Nesses casos, entende-se que o veículo não se torna mais um meio de transporte confortável, mas sim, uma forma indispensável ao exercício do direito fundamental de ir e vir – o veículo adaptado tem utilidade para a vida, a sobrevivência daquela pessoa portadora de deficiência tornando digno seu viver.

Em tais circunstâncias, em que pese a intelecção literal da norma, não poderia o juiz assumir e se conformar com sua formação positivista, legalista e exegética na aplicação do direito, pelo contrário, na análise do caso em concreto deve afastar a literalidade da lei e, adotando uma interpretação humanística da norma, buscar outros meios de satisfação do crédito, consubstanciando a penhora em outros bens do devedor, se existentes.


c) O salário pode ser penhorado para satisfazer verbas de natureza trabalhista?
Corolário de conquistas alcançadas pelos movimentos históricos de formação dos direitos dos trabalhadores, o salário percebido pelo trabalhador tem natureza alimentar, representando não só a contrapartida da relação trabalho versus capital, mas, essencialmente, a sua própria sobrevivência e a de seus familiares.

Fundado nesse entendimento é que o legislador no inciso IV do art. 649 do CPC definiu que os vencimentos, os subsídios, soldos, salários, remunerações, proventos de aposentadoria, etc., não são objetos de penhora, com o fito de satisfazer verba alimentar, à exceção do pagamento de pensão alimentícia (conforme §2º do mesmo artigo).

Com base na interpretação do §2º do artigo citado é o Enunciado 70, aprovado na 1ª Jornada de Direito Material e Processual da Justiça do Trabalho, na medida em que admite, na ponderação de princípios constitucionais e afasta a vedação do inciso IV do art. 649 do CPC, sendo possível a penhora dos rendimentos do devedor, quando em voga créditos trabalhistas e pensão por morte ou invalidez decorrente de acidente de trabalho, admitindo a penhora dos rendimentos do executado em percentual que não inviabilize o seu sustento.

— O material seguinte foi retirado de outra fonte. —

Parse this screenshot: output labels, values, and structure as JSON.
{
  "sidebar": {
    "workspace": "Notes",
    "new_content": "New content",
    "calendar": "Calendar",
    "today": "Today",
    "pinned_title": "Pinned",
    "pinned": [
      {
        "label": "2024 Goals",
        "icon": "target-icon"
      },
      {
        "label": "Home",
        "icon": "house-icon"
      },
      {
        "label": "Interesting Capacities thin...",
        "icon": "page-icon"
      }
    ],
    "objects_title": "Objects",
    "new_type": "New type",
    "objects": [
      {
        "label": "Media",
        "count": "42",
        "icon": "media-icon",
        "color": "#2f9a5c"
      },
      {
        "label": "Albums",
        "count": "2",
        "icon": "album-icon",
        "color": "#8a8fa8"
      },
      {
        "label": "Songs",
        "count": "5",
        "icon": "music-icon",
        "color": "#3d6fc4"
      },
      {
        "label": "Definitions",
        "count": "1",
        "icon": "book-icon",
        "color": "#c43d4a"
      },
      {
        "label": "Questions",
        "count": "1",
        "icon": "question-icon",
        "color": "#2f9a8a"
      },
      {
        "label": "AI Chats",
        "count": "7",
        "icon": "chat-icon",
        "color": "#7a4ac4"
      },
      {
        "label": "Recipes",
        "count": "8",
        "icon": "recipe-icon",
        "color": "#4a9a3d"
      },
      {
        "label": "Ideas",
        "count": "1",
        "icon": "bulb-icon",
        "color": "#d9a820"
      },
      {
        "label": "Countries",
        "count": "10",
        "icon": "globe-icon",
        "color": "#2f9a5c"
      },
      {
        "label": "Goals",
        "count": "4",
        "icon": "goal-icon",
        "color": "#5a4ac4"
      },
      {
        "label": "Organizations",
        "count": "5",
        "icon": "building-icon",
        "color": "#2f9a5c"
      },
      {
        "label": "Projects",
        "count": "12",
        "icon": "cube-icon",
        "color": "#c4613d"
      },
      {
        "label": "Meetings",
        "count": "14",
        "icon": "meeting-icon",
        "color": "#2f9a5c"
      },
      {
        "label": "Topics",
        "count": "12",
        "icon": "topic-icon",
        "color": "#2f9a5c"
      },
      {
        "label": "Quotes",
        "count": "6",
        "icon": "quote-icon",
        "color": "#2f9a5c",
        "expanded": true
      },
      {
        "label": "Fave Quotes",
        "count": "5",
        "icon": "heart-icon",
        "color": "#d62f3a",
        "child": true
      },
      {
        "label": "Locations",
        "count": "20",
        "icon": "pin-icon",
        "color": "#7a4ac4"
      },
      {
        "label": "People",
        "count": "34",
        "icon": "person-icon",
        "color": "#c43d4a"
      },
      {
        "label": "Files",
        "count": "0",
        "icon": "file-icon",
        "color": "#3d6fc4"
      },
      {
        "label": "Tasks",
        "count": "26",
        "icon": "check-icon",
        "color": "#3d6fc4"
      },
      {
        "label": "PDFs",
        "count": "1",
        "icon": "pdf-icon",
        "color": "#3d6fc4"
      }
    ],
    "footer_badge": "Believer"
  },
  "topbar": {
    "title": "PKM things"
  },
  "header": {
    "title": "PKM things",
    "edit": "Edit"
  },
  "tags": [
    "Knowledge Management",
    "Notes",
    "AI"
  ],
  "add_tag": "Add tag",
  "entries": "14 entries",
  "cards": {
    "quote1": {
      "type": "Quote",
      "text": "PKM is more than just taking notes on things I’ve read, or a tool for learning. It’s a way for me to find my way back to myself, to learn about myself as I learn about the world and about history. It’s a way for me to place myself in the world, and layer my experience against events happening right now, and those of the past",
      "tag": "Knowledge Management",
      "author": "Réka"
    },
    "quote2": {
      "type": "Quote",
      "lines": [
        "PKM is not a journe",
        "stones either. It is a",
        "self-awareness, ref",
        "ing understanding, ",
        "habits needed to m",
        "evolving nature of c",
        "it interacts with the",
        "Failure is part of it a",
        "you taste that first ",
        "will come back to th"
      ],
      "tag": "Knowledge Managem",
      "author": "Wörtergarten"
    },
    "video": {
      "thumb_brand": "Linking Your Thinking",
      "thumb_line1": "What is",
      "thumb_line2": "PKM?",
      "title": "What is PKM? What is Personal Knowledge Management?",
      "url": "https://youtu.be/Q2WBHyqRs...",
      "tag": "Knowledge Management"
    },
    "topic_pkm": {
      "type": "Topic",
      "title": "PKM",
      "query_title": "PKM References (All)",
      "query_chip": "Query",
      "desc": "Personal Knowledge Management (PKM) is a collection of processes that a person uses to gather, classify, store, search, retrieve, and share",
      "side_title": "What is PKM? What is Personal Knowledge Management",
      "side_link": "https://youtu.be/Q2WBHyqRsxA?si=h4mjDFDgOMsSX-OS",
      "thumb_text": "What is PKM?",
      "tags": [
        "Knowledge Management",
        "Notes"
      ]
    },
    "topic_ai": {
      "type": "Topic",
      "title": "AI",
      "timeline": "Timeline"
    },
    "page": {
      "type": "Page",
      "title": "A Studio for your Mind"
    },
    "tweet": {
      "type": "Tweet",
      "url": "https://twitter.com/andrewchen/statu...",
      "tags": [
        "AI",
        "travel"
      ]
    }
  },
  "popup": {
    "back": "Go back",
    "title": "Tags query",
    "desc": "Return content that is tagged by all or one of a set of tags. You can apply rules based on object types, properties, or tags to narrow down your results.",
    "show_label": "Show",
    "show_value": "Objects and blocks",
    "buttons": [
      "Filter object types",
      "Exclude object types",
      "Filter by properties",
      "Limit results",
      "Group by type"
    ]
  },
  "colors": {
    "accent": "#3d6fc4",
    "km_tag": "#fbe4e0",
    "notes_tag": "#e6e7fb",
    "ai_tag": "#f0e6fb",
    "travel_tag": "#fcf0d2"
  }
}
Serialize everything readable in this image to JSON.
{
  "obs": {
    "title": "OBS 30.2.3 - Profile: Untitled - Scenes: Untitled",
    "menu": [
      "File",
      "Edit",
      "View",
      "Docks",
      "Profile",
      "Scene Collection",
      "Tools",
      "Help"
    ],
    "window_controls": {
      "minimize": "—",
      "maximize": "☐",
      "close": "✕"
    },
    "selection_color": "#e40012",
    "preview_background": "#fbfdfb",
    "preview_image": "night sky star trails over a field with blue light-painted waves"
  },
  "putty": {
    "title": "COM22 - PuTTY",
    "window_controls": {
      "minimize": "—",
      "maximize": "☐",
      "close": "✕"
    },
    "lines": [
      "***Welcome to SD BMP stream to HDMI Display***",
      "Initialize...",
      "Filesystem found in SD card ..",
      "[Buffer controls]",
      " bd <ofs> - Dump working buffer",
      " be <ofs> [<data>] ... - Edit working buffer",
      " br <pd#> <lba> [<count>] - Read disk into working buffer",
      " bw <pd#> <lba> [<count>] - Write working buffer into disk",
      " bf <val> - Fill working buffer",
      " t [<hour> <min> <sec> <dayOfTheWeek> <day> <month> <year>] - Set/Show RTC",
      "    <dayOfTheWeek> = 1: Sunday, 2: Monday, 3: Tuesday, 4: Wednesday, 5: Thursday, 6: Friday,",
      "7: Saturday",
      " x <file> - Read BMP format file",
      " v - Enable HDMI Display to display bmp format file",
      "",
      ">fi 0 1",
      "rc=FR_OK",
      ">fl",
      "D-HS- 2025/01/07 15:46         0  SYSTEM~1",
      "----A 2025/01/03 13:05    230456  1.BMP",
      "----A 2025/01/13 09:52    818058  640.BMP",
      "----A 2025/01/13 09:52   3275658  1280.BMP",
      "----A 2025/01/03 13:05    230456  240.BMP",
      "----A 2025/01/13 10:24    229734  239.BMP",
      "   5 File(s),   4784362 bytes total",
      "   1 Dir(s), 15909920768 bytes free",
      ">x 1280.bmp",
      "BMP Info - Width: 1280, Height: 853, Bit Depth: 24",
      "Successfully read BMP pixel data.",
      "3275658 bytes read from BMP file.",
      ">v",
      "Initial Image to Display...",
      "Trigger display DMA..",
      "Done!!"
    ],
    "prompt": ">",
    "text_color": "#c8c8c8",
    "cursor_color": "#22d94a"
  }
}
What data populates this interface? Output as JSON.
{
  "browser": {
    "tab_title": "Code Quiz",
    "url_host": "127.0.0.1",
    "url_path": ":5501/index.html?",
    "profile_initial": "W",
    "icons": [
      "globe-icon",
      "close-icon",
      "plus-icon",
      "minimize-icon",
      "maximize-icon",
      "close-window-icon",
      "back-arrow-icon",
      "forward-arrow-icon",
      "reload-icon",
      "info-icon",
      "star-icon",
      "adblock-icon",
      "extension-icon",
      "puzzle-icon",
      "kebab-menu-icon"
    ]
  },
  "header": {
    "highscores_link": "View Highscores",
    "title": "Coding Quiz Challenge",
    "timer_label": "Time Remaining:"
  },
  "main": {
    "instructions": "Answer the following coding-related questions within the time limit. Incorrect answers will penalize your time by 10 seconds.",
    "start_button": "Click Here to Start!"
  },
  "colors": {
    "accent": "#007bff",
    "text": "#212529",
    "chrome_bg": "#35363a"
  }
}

Todavia, o TST, na OJ 153 da SDI-2, manifestou-se de forma contrária, por entender que a penhora de salário do devedor para satisfação de crédito trabalhista, ainda que limitado a determinado percentual, viola direito líquido e certo do executado e ofende o imperativo normativo do art. 649, inciso IV do CPC que não admite interpretação extensiva, sendo a exceção prevista no §2 do mesmo artigo – possibilidade de penhora para pagamento de pensão alimentícia – uma espécie de crédito de natureza alimentícia e não gênero, como o é o crédito decorrente da relação de trabalho.

Contudo, em respeito ao entendimento à regra geral da impenhorabilidade dos salários, entendo que a análise de determinado caso concreto pode sim ilustrar situações que impõem ao magistrado uma decisão justa e equânime, em que se admitiria, excepcionalmente, como no caso de evidenciado alto salário percebido pelo devedor, sem outros bens passíveis de penhora e, de outro, execução em valor de baixa monta, o que permitiria a penhora rendimentos do executado em percentual que não torne a execução gravosa, a ponto de deixá-lo à míngua, e ao mesmo tempo garanta a satisfação do crédito do autor.



Nesse passo, alinhando-se à 3ª linha renovatória de Cappelletti e Garth, entendo possível admitir, em situações absolutamente excepcionais, a penhora de salário, pois a própria legislação, ao estabelecer que a execução deve ocorrer da forma menos gravosa ao devedor, não o exime da dívida.



d) A jurisp. tem admitido a penhora de saldo de FGTS. O que o candidato acha a respeito? Não é caso de salário diferido?

A Lei 8036/90 que dispõe sobre o Fundo de Garantia por Tempo de Serviço (instituído pela Lei 5.107/66), prevê em seu art. 2º que o FGTS será constituído pelos saldos das contas vinculadas mediante depósitos regularmente realizados pelos empregadores, sendo o montante atualizado monetariamente e acrescidos de juros de modo a assegurar a cobertura de suas obrigações.

Gerido pelo Ministério da Ação Social e administrado pela Caixa Econômica Federal os recursos provenientes dos depósitos em favor do FGTS são direcionados a execução de programas sociais voltados à habitação popular, saneamento básico e infra-estrutura urbana.

Embora não seja utilizado imediatamente pelo trabalhador – que poderá aproveitar-se do montante a ele reservado em conta individual somente nas hipóteses da Lei 8036/90 -, os depósitos do FGTS tem natureza de salário diferido.

Contudo, é de se a jurisprudência tem admitido a penhorabilidade do saldo do FGTS em situações excepcionais, quando necessário para a quitação de débitos de pensão alimentícia e nas hipóteses em que os valores estão investidos em aplicações financeiras. Nesse caso em específico, embora de origem alimentar, provindos de remuneração mensal percebida pelo trabalhador, perdem essa característica quando revertido em investimentos em aplicações financeiras de todo gênero, inclusive, poupança, sendo, nesses casos, passíveis de penhora.

Contudo, a meu ver, muito mais que salário diferido, o saldo de FGTS não é de proveito exclusivo do trabalhador, mas de toda a sociedade, sendo o montante dos depósitos revertidos em ações sociais e de fruição futura por toda a coletividade, de modo que não seria passível de penhora.